他待在外面的时候不短,大约有十分钟,祁景琛却没有挂断视频,沈则鸣捡起手机,也许是心虚,将摄像头转换成了后置,举着手机对准摊在床上的领带。
小框里的祁景琛微微俯下身,就好像领带真的摊在他眼前,细细打量一番,忽然“啧”了一声。

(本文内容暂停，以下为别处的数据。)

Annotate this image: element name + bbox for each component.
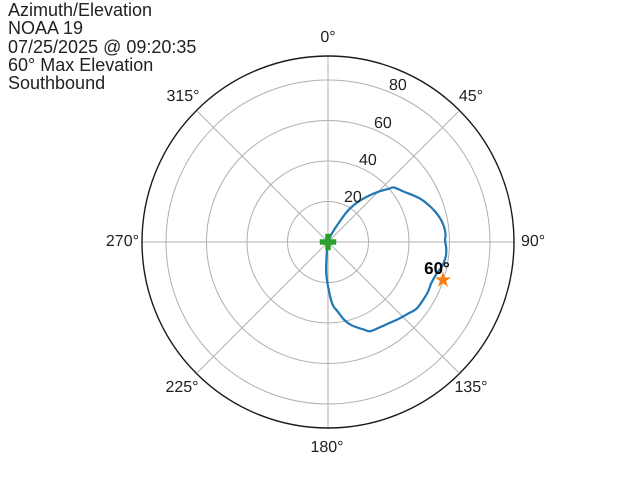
svg-text:60: 60: [374, 115, 392, 132]
svg-text:180°: 180°: [310, 439, 343, 456]
svg-text:225°: 225°: [165, 379, 198, 396]
svg-text:135°: 135°: [454, 379, 487, 396]
svg-text:270°: 270°: [106, 233, 139, 250]
svg-text:45°: 45°: [459, 88, 483, 105]
svg-text:315°: 315°: [166, 88, 199, 105]
svg-text:60°: 60°: [424, 259, 450, 278]
svg-text:20: 20: [344, 189, 362, 206]
svg-text:0°: 0°: [320, 29, 335, 46]
svg-text:90°: 90°: [521, 233, 545, 250]
svg-text:80: 80: [389, 77, 407, 94]
svg-text:40: 40: [359, 152, 377, 169]
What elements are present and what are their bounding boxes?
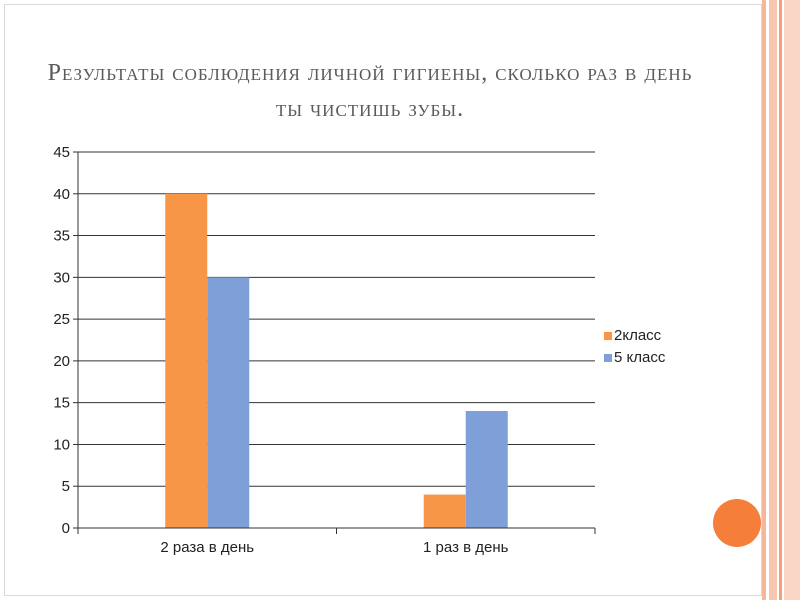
y-tick-label: 40 <box>53 186 70 203</box>
legend-swatch <box>604 354 612 362</box>
y-tick-label: 15 <box>53 395 70 412</box>
decor-stripe <box>784 0 800 600</box>
y-tick-label: 45 <box>53 144 70 161</box>
bar <box>423 494 466 528</box>
slide-title: Результаты соблюдения личной гигиены, ск… <box>47 60 693 122</box>
y-tick-label: 5 <box>62 478 70 495</box>
decor-circle <box>713 499 761 547</box>
legend-label: 2класс <box>614 327 662 344</box>
y-tick-label: 0 <box>62 520 70 537</box>
y-tick-label: 35 <box>53 228 70 245</box>
y-tick-label: 30 <box>53 269 70 286</box>
bar <box>207 277 250 528</box>
decor-stripe <box>769 0 777 600</box>
y-tick-label: 25 <box>53 311 70 328</box>
y-tick-label: 20 <box>53 353 70 370</box>
bar <box>465 411 508 528</box>
legend-label: 5 класс <box>614 349 666 366</box>
bar <box>165 193 208 528</box>
x-category-label: 2 раза в день <box>160 539 254 556</box>
decor-stripe <box>779 0 782 600</box>
legend-swatch <box>604 332 612 340</box>
decor-stripe <box>762 0 766 600</box>
x-category-label: 1 раз в день <box>423 539 509 556</box>
y-tick-label: 10 <box>53 436 70 453</box>
slide-frame <box>4 4 762 596</box>
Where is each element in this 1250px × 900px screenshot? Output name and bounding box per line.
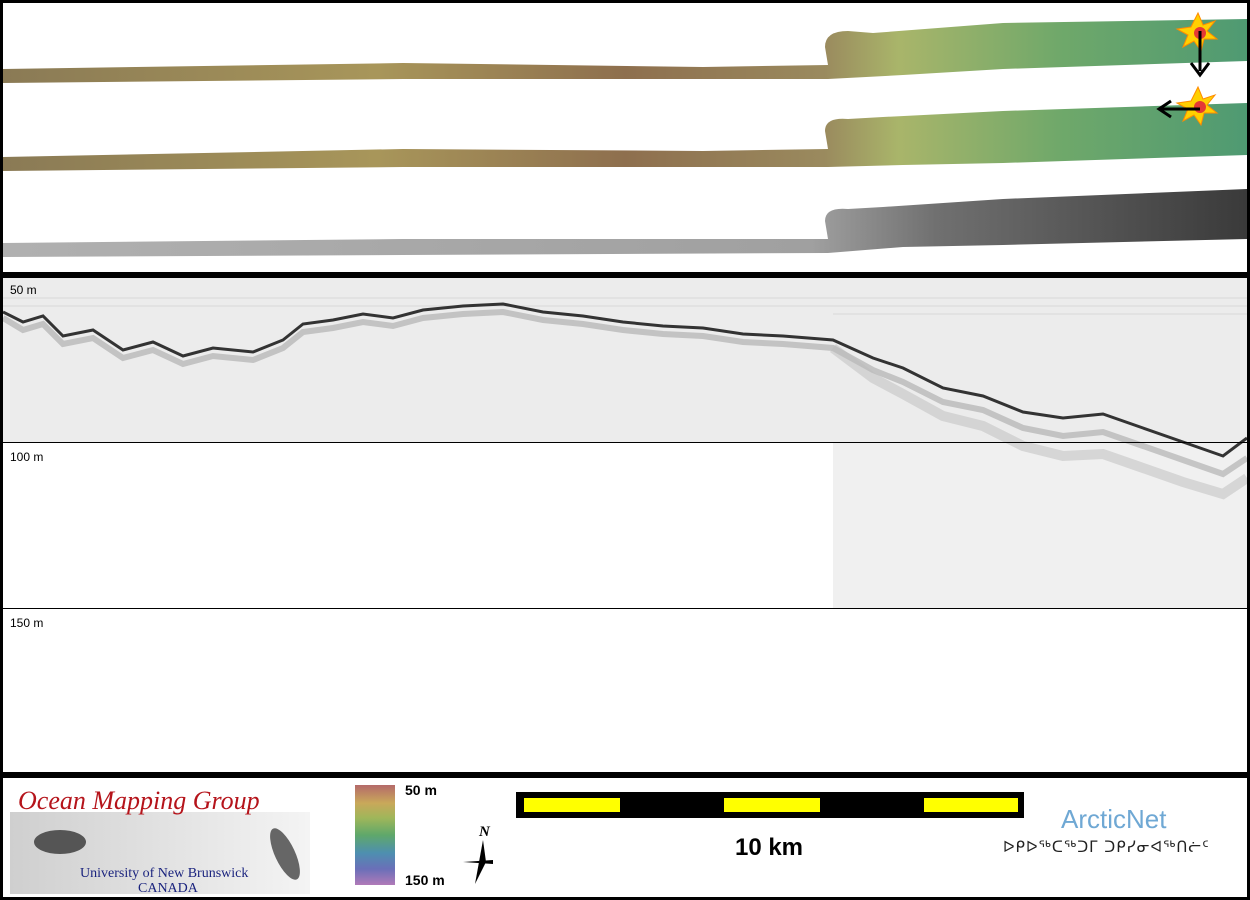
scale-label: 10 km: [734, 834, 804, 861]
ocean-mapping-group-logo: Ocean Mapping Group University of New Br…: [10, 782, 310, 896]
north-label: N: [478, 824, 491, 840]
swath-track-2: [3, 103, 1247, 171]
depth-gridline-150: [3, 608, 1247, 609]
scale-bar: [516, 792, 1024, 818]
swath-track-3: [3, 189, 1247, 257]
swath-track-1: [3, 19, 1247, 83]
start-marker-2: [1156, 85, 1219, 127]
swath-maps: [3, 11, 1247, 257]
legend-panel: Ocean Mapping Group University of New Br…: [3, 778, 1247, 897]
omg-university: University of New Brunswick: [80, 866, 249, 881]
depth-label-150: 150 m: [10, 616, 44, 630]
omg-country: CANADA: [138, 881, 198, 896]
start-marker-1: [1175, 11, 1219, 78]
depth-scale-top-label: 50 m: [405, 782, 437, 798]
depth-color-scale: [355, 785, 395, 885]
depth-label-50: 50 m: [10, 283, 37, 297]
depth-gridline-100: [3, 442, 1247, 443]
seafloor-reflector: [3, 302, 1247, 458]
omg-logo-graphic: [10, 812, 310, 894]
profile-echogram: [3, 278, 1247, 608]
depth-scale-bottom-label: 150 m: [405, 872, 445, 888]
arcticnet-inuktitut-name: ᐅᑭᐅᖅᑕᖅᑐᒥ ᑐᑭᓯᓂᐊᖅᑎᓖᑦ: [1003, 838, 1210, 856]
subbottom-profile-panel: 50 m 100 m 150 m: [3, 278, 1247, 772]
omg-title: Ocean Mapping Group: [18, 786, 260, 815]
arcticnet-logo: ArcticNet: [1061, 804, 1167, 834]
depth-label-100: 100 m: [10, 450, 44, 464]
north-arrow-icon: N: [463, 824, 493, 884]
swath-maps-panel: [3, 3, 1247, 272]
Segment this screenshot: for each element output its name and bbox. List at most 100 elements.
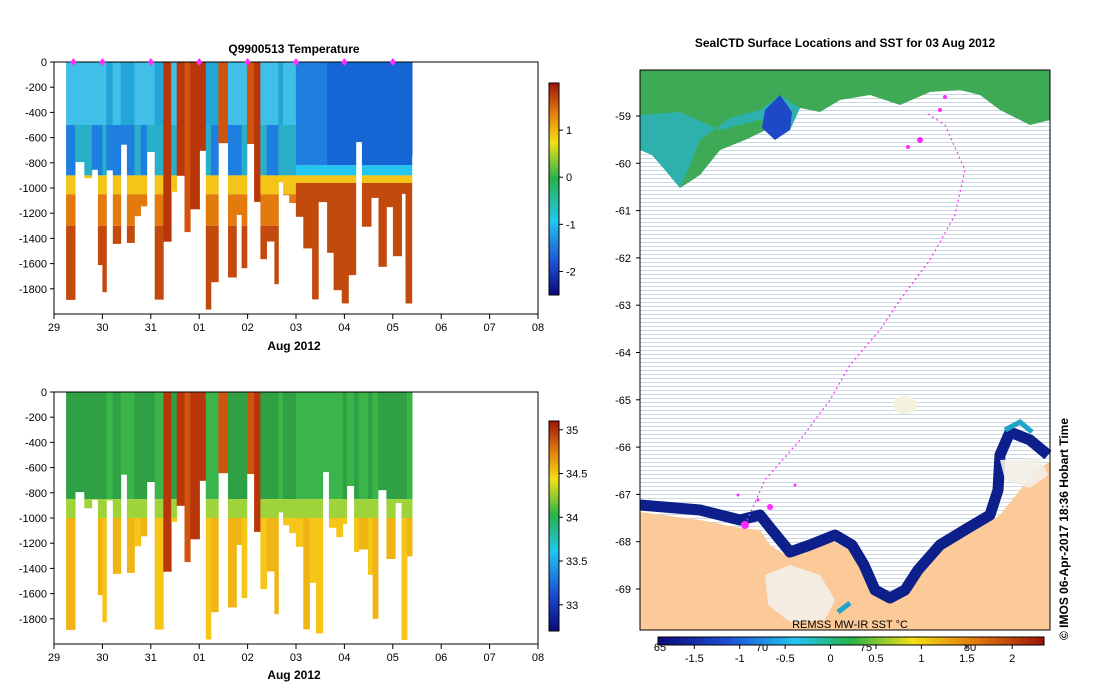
section-cell bbox=[378, 392, 387, 491]
section-cell bbox=[146, 125, 156, 152]
section-cell bbox=[246, 392, 255, 474]
section-cell bbox=[327, 165, 334, 176]
x-tick-label: 06 bbox=[435, 322, 447, 334]
y-tick-label: -800 bbox=[25, 488, 47, 500]
section-cell bbox=[134, 194, 141, 217]
section-cell bbox=[260, 518, 267, 590]
section-cell bbox=[274, 225, 279, 285]
section-cell bbox=[283, 499, 290, 518]
section-cell bbox=[241, 392, 248, 500]
colorbar-tick-label: -2 bbox=[566, 266, 576, 278]
section-cell bbox=[278, 125, 284, 176]
section-cell bbox=[378, 62, 387, 166]
section-cell bbox=[354, 392, 360, 500]
section-cell bbox=[361, 175, 372, 183]
section-cell bbox=[134, 518, 141, 547]
section-cell bbox=[210, 499, 219, 518]
profile-marker bbox=[196, 58, 203, 66]
section-cell bbox=[112, 175, 122, 195]
section-cell bbox=[260, 62, 267, 125]
section-cell bbox=[372, 518, 379, 619]
section-cell bbox=[140, 62, 148, 125]
map-faint-patch bbox=[893, 396, 917, 414]
sst-colorbar-ticks: -1.5 -1 -0.5 0 0.5 1 1.5 2 bbox=[685, 645, 1015, 665]
salinity-y-axis: 0 -200 -400 -600 -800 -1000 -1200 -1400 -1600 -18… bbox=[19, 387, 54, 626]
section-cell bbox=[411, 62, 413, 156]
x-tick-label: 08 bbox=[532, 652, 544, 664]
section-cell bbox=[97, 225, 103, 266]
section-cell bbox=[106, 62, 114, 125]
sst-colorbar-tick-label: -1.5 bbox=[685, 653, 704, 665]
section-cell bbox=[134, 62, 141, 125]
y-tick-label: -800 bbox=[25, 158, 47, 170]
section-cell bbox=[289, 194, 297, 204]
section-cell bbox=[386, 183, 394, 208]
x-tick-label: 07 bbox=[483, 322, 495, 334]
map-lat-axis: -59 -60 -61 -62 -63 -64 -65 -66 -67 -68 -69 bbox=[615, 111, 640, 596]
section-cell bbox=[205, 499, 212, 518]
section-cell bbox=[205, 194, 212, 226]
section-cell bbox=[316, 392, 324, 500]
section-cell bbox=[199, 62, 207, 151]
sst-colorbar-tick-label: 2 bbox=[1009, 653, 1015, 665]
section-cell bbox=[327, 62, 334, 166]
section-cell bbox=[241, 175, 248, 195]
section-cell bbox=[295, 62, 304, 166]
section-cell bbox=[91, 392, 99, 500]
map-pale-ice bbox=[765, 458, 1048, 622]
section-cell bbox=[210, 125, 219, 176]
section-cell bbox=[241, 125, 248, 176]
y-tick-label: -200 bbox=[25, 82, 47, 94]
section-cell bbox=[75, 392, 85, 493]
sst-colorbar-tick-label: 1.5 bbox=[959, 653, 974, 665]
section-cell bbox=[341, 62, 349, 166]
section-cell bbox=[228, 518, 237, 608]
section-cell bbox=[140, 499, 148, 518]
temperature-panel: Q9900513 Temperature 0 -200 -400 -600 -800 -1… bbox=[19, 42, 576, 353]
section-cell bbox=[112, 194, 122, 226]
section-cell bbox=[401, 499, 408, 518]
section-cell bbox=[407, 518, 413, 557]
section-cell bbox=[171, 62, 178, 125]
section-cell bbox=[274, 194, 279, 226]
section-cell bbox=[386, 175, 394, 183]
section-cell bbox=[171, 392, 178, 500]
section-cell bbox=[392, 175, 402, 183]
section-cell bbox=[318, 175, 328, 183]
section-cell bbox=[401, 392, 408, 500]
section-cell bbox=[126, 392, 135, 500]
section-cell bbox=[278, 392, 284, 500]
section-cell bbox=[97, 499, 103, 518]
section-cell bbox=[66, 225, 76, 300]
profile-marker bbox=[293, 58, 299, 66]
section-cell bbox=[405, 165, 413, 176]
section-cell bbox=[266, 175, 275, 195]
lat-tick-label: -59 bbox=[615, 111, 631, 123]
profile-marker bbox=[70, 58, 77, 66]
section-cell bbox=[134, 392, 141, 500]
colorbar-tick-label: 33 bbox=[566, 600, 578, 612]
section-cell bbox=[236, 392, 242, 500]
section-cell bbox=[134, 175, 141, 195]
y-tick-label: -200 bbox=[25, 412, 47, 424]
section-cell bbox=[395, 499, 402, 503]
section-cell bbox=[228, 62, 237, 125]
section-cell bbox=[289, 499, 297, 518]
x-tick-label: 30 bbox=[96, 652, 108, 664]
section-cell bbox=[341, 175, 349, 183]
lat-tick-label: -68 bbox=[615, 537, 631, 549]
section-cell bbox=[120, 125, 128, 145]
section-cell bbox=[336, 518, 344, 538]
y-tick-label: -1400 bbox=[19, 233, 47, 245]
y-tick-label: -1600 bbox=[19, 259, 47, 271]
colorbar-tick-label: 33.5 bbox=[566, 556, 587, 568]
y-tick-label: -1200 bbox=[19, 208, 47, 220]
section-cell bbox=[266, 392, 275, 500]
section-cell bbox=[84, 499, 93, 509]
section-cell bbox=[66, 175, 76, 195]
salinity-xlabel: Aug 2012 bbox=[267, 668, 321, 682]
section-cell bbox=[378, 183, 387, 267]
section-cell bbox=[395, 392, 402, 500]
x-tick-label: 29 bbox=[48, 322, 60, 334]
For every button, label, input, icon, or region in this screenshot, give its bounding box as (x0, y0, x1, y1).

祁景琛看不到他,他却可以看见祁景琛,因此很轻易就在对方脸上捕捉到不满的情绪。
沈则鸣的神经立刻紧绷起来,“有问题么?”
祁景琛说:“沈老师对我的领带做了什么?”
蓦地,沈则鸣涨红了脸,猛地扔了手机。
只是简单的一句疑问,就叫沈则鸣羞耻得恨不能当场挖一个洞钻进去躲起来。
若是祁景琛发现,他甚至用他的领带自//渎,那么——沈则鸣无法想象。
“怎么不说话?”
祁景琛嗓音带笑,声音远远地传过来,沈则鸣背靠床垫,捂住耳朵蹲下来,呼吸急促,耳根红得像要滴血。
这时候,祁景琛很轻地笑了一声,慢条斯理道:“沈老师该不会......”“啪”地,沈则鸣挂断了视频。
祁景琛的声音从耳畔消失,他松了口气,迅速长按关机,仰靠床垫大口大口地呼吸。
三分钟后,沈则鸣站起身,皱巴巴的领带赫然映入眼帘,仿佛烫到一般,他飞速将领带扔下床,爬上床拉高被子盖住了眼睛。